Showing posts with label The Nature Conservancy. Show all posts
Showing posts with label The Nature Conservancy. Show all posts

Wednesday, December 18, 2013

Spreadsheets. Really?


Illumination
48 x 64
(click for larger view)


Spreadsheets. Not a word I would have ever included on a list of things I might learn about over the course of working on my solo show. But, here I am two years later finding myself creating spreadsheets to keep track of and organize over forty paintings for the show.

The exhibition will hang in two separate venues (Galerie Kornye West and The Botanical Research Institute of Texas) and is organized around the theme of the four seasons in Lennox Woods. Early on, I worked out the number of pieces I would paint for each season and the size ranges and how many in each range, and roughly how many of each would hang in each venue.

As the work begin to take shape, other things needed to be kept track of- what pieces had been photographed, what was finished and what was work in progress, how many of each group still needed to be started, and the frame status for each piece.


Then, some pieces were sold and others left the studio for the gallery. Some pieces were varnished and others had not been (making it easier to work on them again if I wanted to).

When we started working on the catalog I needed to keep track of what information had been given to the designer of the catalog and what was still needed. And, of course, the deadlines to get the work finished, photographed, framed and delivered.

It turns out, spreadsheets are a great way to organize all that information in an easily accessible and organized way. Spreadsheets. Who knew?

Saturday, December 14, 2013

What Might Have Been

What Might Have Been
48 x 40
(click for larger view)


Lennox Woods is a 300+ acre oasis of old growth forest surrounded by fields, pastures, third or fourth cut woods and pine plantations. Driving down the dirt road to its unassuming entrance one can immediately see the change in the landscape. The fact that the Woods exist today is because from the mid 19th century, the Lennox family preserved them, protected them from logging and then gave them to the Nature Conservancy to be protected in perpetuity. It could have all turned out very differently.

I thought a lot about all this while I worked in the Woods over the last two years. But, I also came to understand the idea of "what might have been" in much more personal terms. When I first came to the Woods I had certain ideas about how I would paint them. Although I spent several months just looking and drawing, I did have some preconceived ideas of how I would approach the work. Over time, many of those ideas dissolved and reformed into new ones- influenced both by the Woods themselves and the rhythm of my own life. Those things combined to produce a very different body of work than I would have produced in a shorter span of time or if my own life had not been upended in various ways during the process. I don't know what that work would have been like, but I feel confident that the body of work that I will exhibit this coming March will be stronger, better, and deeper. That is something else I learned in the Woods.

Tuesday, August 13, 2013

A Summer Idyll


I continue to work steadily on the Lennox Woods body of work for my solo show next spring. There will be five large scale paintings - 48 x 60 up to 72 x 96-  and a total of about 42 paintings in the show. I started with the smallest of the "BIGs" as I call them, and am working my way up in size. I am working on several of them at the same time, plus others as well- usually about 8 to 10 pieces at a time. 
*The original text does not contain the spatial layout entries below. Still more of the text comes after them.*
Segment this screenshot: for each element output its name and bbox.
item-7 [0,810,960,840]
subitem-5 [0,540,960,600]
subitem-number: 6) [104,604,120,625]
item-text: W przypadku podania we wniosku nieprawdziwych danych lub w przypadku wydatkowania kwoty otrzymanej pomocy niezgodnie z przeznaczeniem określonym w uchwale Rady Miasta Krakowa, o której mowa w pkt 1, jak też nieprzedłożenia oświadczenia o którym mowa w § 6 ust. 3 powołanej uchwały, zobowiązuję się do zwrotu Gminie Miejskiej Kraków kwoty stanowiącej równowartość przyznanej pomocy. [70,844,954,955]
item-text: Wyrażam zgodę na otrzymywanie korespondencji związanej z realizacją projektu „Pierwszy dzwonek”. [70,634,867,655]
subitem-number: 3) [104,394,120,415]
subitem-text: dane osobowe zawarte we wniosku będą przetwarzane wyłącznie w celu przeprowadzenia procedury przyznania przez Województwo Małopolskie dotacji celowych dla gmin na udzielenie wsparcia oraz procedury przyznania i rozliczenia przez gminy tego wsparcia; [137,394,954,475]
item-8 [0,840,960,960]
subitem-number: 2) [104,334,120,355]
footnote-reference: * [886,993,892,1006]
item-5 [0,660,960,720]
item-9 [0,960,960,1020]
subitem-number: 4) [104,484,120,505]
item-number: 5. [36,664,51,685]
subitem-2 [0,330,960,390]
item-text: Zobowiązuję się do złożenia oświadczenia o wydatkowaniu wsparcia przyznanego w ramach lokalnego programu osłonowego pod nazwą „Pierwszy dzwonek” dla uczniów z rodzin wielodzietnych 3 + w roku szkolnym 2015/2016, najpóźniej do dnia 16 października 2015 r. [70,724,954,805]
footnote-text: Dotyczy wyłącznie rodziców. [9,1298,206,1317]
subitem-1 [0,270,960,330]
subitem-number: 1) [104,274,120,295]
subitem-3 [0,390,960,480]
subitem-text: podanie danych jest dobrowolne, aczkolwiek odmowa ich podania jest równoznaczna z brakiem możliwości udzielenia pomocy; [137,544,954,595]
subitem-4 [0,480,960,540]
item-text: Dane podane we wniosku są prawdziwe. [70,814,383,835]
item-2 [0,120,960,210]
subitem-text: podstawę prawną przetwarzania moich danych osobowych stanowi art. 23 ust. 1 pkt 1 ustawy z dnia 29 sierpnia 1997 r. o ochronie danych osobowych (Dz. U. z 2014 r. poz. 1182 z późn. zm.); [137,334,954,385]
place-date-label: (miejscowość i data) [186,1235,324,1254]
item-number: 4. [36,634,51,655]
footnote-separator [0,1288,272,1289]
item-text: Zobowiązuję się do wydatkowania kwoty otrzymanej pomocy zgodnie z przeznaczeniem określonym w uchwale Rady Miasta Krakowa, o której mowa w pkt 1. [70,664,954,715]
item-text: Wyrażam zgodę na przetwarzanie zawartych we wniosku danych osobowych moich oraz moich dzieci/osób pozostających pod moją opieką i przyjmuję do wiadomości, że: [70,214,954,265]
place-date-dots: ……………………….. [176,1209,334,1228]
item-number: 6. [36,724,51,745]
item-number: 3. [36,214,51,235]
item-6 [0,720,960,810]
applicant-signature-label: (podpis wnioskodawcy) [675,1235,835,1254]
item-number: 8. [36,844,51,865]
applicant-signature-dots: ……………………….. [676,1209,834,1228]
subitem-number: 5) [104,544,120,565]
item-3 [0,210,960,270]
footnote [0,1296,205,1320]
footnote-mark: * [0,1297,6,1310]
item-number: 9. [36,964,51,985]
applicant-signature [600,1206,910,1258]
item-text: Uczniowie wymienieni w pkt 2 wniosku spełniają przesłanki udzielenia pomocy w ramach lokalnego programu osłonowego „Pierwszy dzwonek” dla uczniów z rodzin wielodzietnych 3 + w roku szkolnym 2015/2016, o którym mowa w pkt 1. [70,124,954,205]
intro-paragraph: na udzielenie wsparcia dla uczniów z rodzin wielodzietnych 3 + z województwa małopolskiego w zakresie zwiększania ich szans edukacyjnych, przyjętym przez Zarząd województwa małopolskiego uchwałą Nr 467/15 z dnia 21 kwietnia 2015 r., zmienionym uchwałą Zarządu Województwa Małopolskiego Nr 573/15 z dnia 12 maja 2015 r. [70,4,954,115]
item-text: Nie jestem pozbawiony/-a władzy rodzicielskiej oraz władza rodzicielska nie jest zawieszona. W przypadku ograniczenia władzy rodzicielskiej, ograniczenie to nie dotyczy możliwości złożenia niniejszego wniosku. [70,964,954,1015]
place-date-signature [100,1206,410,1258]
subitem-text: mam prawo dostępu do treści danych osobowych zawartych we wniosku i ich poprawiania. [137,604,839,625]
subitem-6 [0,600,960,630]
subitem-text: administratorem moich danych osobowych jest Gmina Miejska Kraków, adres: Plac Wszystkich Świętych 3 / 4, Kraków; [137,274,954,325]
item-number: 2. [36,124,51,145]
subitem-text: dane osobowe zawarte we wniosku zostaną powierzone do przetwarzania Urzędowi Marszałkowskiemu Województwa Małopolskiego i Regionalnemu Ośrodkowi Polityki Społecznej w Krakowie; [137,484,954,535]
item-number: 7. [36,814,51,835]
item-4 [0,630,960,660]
In January of 2012 when I first started on this journey, I was out in the Woods one day with Steve and Allen Phillips (the filmmaker for the project). Allen and I managed to wander off the trail. I didn't know my way around the Woods very well back then and neither did Allen. But, he had a GPS on his phone and we knew if we kept heading north we would hit the dirt road that runs along one side of the Preserve. So, we kept going instead of doubling back to find the trail. It was winter so bushwhacking through the Woods wasn't too hard and we got back into some spots that would be hard to find in any other season.  Pretty soon we came upon a small pond. It was a big surprise because the only water I had seen in the Woods was Pecan Bayou and the small streams it spawned throughout the Preserve. This pond looked self contained, although Steve thinks it is fed by a spring on adjacent property. Anyway, having found it, I knew I wanted to come back.

Here is a study for the 60 x 72 painting I am now working on.



A Summer Idyll
20 x 24




I started with lots of sketches, working out my ideas. This is my preferred way to work- hunting for motifs, then using drawings to work out designs and to gather reference materials.



Once I had the design organized and the field reference I needed, I started the 20 x 24 study.





I made a grid of the study and traced the main shapes and lines. I gridded the large canvas with proportional squares with vine charcoal, then drew in the composition.